Montaldo wie man geld mit binarem handel verdienen
According to an Ontario court, the answer is yes. This is a scenario that is likely repeated every year across the country in a variety of industries. In this case, a real estate developer engaged a video developer to produce a sales video for a residential condominium project. In Vanderveen v Waterbridge Media Inc. For advice regarding privacy rights, personality rights, drone law, and video development contracts, contact Field Law.
While the dispute has yet to go to trial, there are some interesting lessons for software vendors and licensees: However, the agreement itself allowed each party to terminate for no reason on very short notice, making it difficult to argue that this outcome — one that both sides had agreed to — would cause harm.
If it caused so much harm, why did ProPurchaser agree to it in the first place? If changes are made to the software license agreement, particularly regarding the essential business terms like license fees and support fees, make sure these amendments are captured in writing, through a revised pricing schedule, or detailed invoicing that has been accepted by both sides.

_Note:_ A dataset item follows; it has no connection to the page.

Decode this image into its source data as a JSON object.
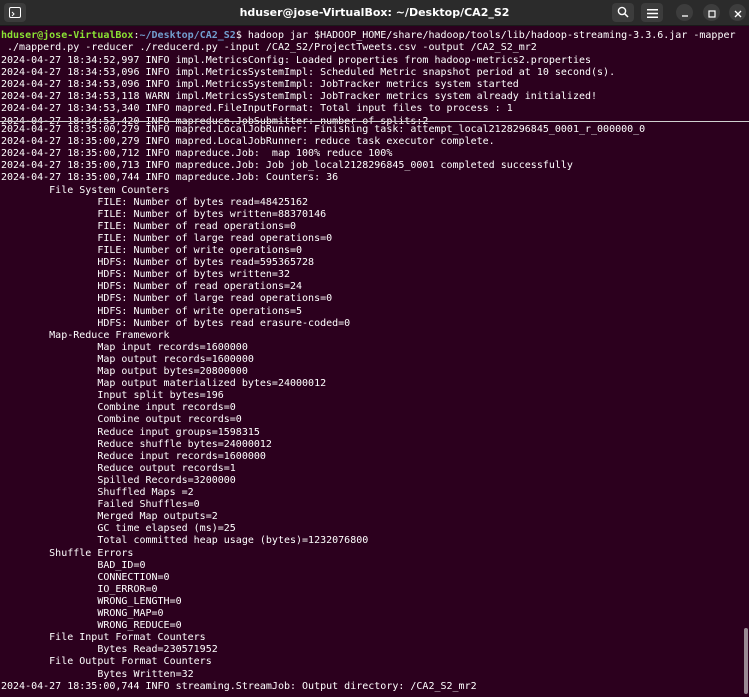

Business Issues , Trade-marks. The lessons for business? If the departure is too great, the rights to the original mark may be placed at risk. December 01st, Category: By Richard Stobbe An online video shows someone jogging on a public pathway during a 2-second clip. While Canadian law appears to have some clarity on this topic, the Alexandria Surveys decision in the US does raise questions — questions that are compounded in light of the fact that intangible assets like domain names are designed to be used without regard to any particular country or jurisdiction.
In a recent decision released by the Canadian Privacy Commissioner PIPEDA Report of Findings , the commissioner investigated a complaint that Google pitched ads to an individual based on medical information that he disclosed while surfing various health-related websites. In this case, the individual who initiated the complaint was using Google to search for information related to a medical device used to treat a specific medical condition.
Express consent is required for use of this kind of sensitive personal information. In Cinar Corporation v.
Robinson , SCC 73, the court reviewed Mr. I am often asked when or why someone can copy the ideas of someone else. Ideas themselves are not protected by copyright law.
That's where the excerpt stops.